Unfortunately, the sport soon relapsed and has undone much of the progress it made just two years ago.

Last year, the average length of an MLB game jumped back to exactly three hours, a four-minute regression from the year before. Instead of improving or leveling off, the problem has gotten worse in 2017; as of April 17, the average game length has jumped to three hours and five minutes. This comes in spite of the sport’s attempts to continue pace-of-play efforts; the most pronounced change this season has been the no-pitch intentional walk and a 30-second limit on managers trying to decide whether or not to challenge a play. Clearly, these measures are not working, as games are actually longer than they were before they were enacted.

Baseball’s problem with pace of play is not borne from a lack of trying. However, not all of the ideas for improving the pace of baseball games are good. Among Manfred’s more terrible ideas is for teams to start each extra inning with a runner on second base. There are countless problems with this idea, but the main one is that it does nothing to stop MLB’s problem with nine-inning games. It also brings numerous issues including statistics, strategy, bullpen usage, etc., but those aren’t necessarily important for right now.

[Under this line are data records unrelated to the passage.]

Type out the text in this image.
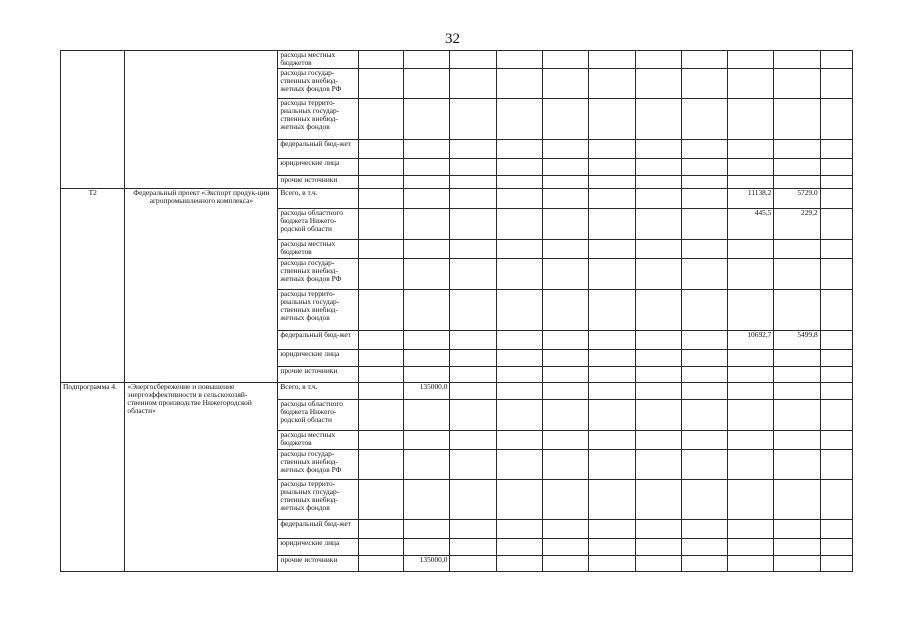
32
		расходы местных бюджетов											
		расходы государ-ственных внебюд-жетных фондов РФ											
		расходы террито-риальных государ-ственных внебюд-жетных фондов											
		федеральный бюд-жет											
		юридические лица											
		прочие источники											
Т2	Федеральный проект «Экспорт продук-ции агропромышленного комплекса»	Всего, в т.ч.									11138,2	5729,0	
		расходы областного бюджета Нижего-родской области									445,5	229,2	
		расходы местных бюджетов											
		расходы государ-ственных внебюд-жетных фондов РФ											
		расходы террито-риальных государ-ственных внебюд-жетных фондов											
		федеральный бюд-жет									10692,7	5499,8	
		юридические лица											
		прочие источники											
Подпрограмма 4.	«Энергосбережение и повышение энергоэффективности в сельскохозяй-ственном производстве Нижегородской области»	Всего, в т.ч.		135000,0									
		расходы областного бюджета Нижего-родской области											
		расходы местных бюджетов											
		расходы государ-ственных внебюд-жетных фондов РФ											
		расходы террито-риальных государ-ственных внебюд-жетных фондов											
		федеральный бюд-жет											
		юридические лица											
		прочие источники		135000,0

The frustrating thing for baseball fans is that the rules put in place before the 2015 season actually did work. The games were shorter, commercial breaks were tighter, and there was less dead time in between pitches. And then, on May 1 of that year, the league office made a massive mistake and reduced or even eliminated fines for offenders of the league’s new pace-of-play rules. (Back then, players were fined $500 for stepping out of the batter’s box or otherwise violating pacing regulations.) Granted, fining David Ortiz nearly half a million dollars in the span of six months might not have been the best look for the sport, but don’t you have to do something about a problem before it gets even worse?

Here’s another point that has to be made: it’s unrealistic to expect a baseball game to finish in less time than, say, a basketball game. It’s also unrealistic to expect baseball games to be as quick as they were just thirty years ago; teams are taking more pitches per game and there is no way to control that. In fact, it’s been proven to be an intelligent strategy.

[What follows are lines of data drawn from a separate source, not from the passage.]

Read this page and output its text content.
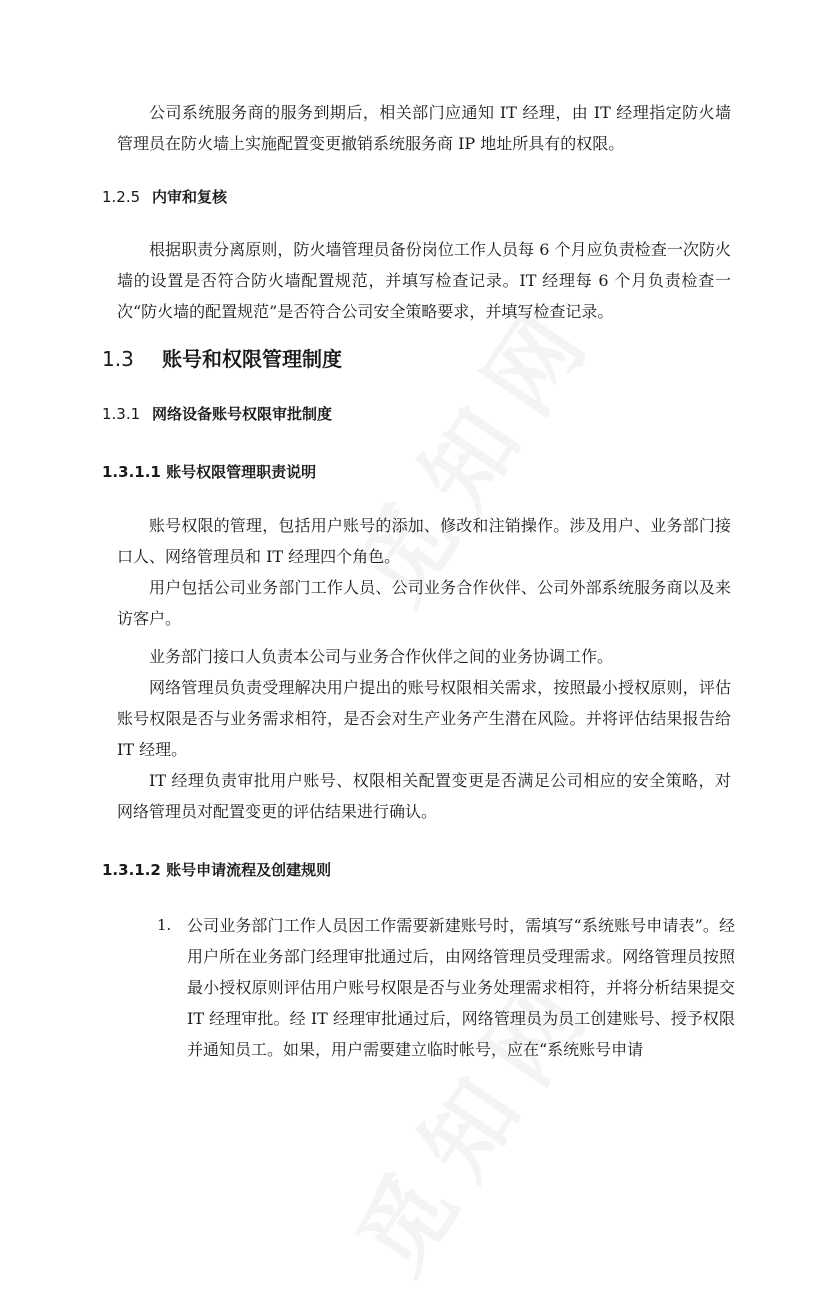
公司系统服务商的服务到期后，相关部门应通知 IT 经理，由 IT 经理指定防火墙管理员在防火墙上实施配置变更撤销系统服务商 IP 地址所具有的权限。

1.2.5 内审和复核

根据职责分离原则，防火墙管理员备份岗位工作人员每 6 个月应负责检查一次防火墙的设置是否符合防火墙配置规范，并填写检查记录。IT 经理每 6 个月负责检查一次“防火墙的配置规范”是否符合公司安全策略要求，并填写检查记录。

1.3 账号和权限管理制度
1.3.1 网络设备账号权限审批制度
1.3.1.1 账号权限管理职责说明

账号权限的管理，包括用户账号的添加、修改和注销操作。涉及用户、业务部门接口人、网络管理员和 IT 经理四个角色。

用户包括公司业务部门工作人员、公司业务合作伙伴、公司外部系统服务商以及来访客户。

业务部门接口人负责本公司与业务合作伙伴之间的业务协调工作。

网络管理员负责受理解决用户提出的账号权限相关需求，按照最小授权原则，评估账号权限是否与业务需求相符，是否会对生产业务产生潜在风险。并将评估结果报告给 IT 经理。

IT 经理负责审批用户账号、权限相关配置变更是否满足公司相应的安全策略，对网络管理员对配置变更的评估结果进行确认。

1.3.1.2 账号申请流程及创建规则
1. 公司业务部门工作人员因工作需要新建账号时，需填写“系统账号申请表”。经用户所在业务部门经理审批通过后，由网络管理员受理需求。网络管理员按照最小授权原则评估用户账号权限是否与业务处理需求相符，并将分析结果提交 IT 经理审批。经 IT 经理审批通过后，网络管理员为员工创建账号、授予权限并通知员工。如果，用户需要建立临时帐号，应在“系统账号申请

However, there is something baseball can do to solve some of their pace-of-play issues. You may need to be sitting down for this one. Here it is:

Major League Baseball can (likely) shave about ten minutes off their current average game time if they simply enforced the rules they have in place right now. They could go back to fining players for taking a foot out of the batter’s box; after all, it happens all of the time now. They could make sure that their “2:25 commercial break” is actually a 2:25 commercial break and nothing more. That required far less thought than putting a runner on second base in the tenth inning, removing pitches for an intentional walk, or radically changing the strike zone.

There is one thing MLB absolutely needs to do beyond its current rules, and that is to institute a 20-second pitch clock as soon as possible. It works exactly as it would sound, and since its introduction in the minor leagues two years ago, it has subtracted about 12 minutes per game on average.

A reasonable goal for Major League Baseball would be to cut the average length of a game down to two hours and 45 minutes. Between the pitch clocks and accurate, consistent rule enforcement, I believe I just found 22 minutes that could be slashed from every single baseball game. If you subtract those 22 minutes from the current length of games, you would have an average of two hours and 43 minutes per contest. Those are two completely non-gimmick, no-nonsense, common sense solutions to what is actually a very uncomplicated problem.

Major League Baseball needs to cut down the length of their games. It actually isn’t as big of a problem for the sport as, for example, properly marketing their stars, but it needs to be addressed. Rob Manfred and the Players’ Association can solve this problem with common sense solutions that should make both sides happy.

MLB’s pace-of-play conundrum is a very simple problem. The sport’s power brokers, however, must not overthink the current state of affairs when trying to find solutions.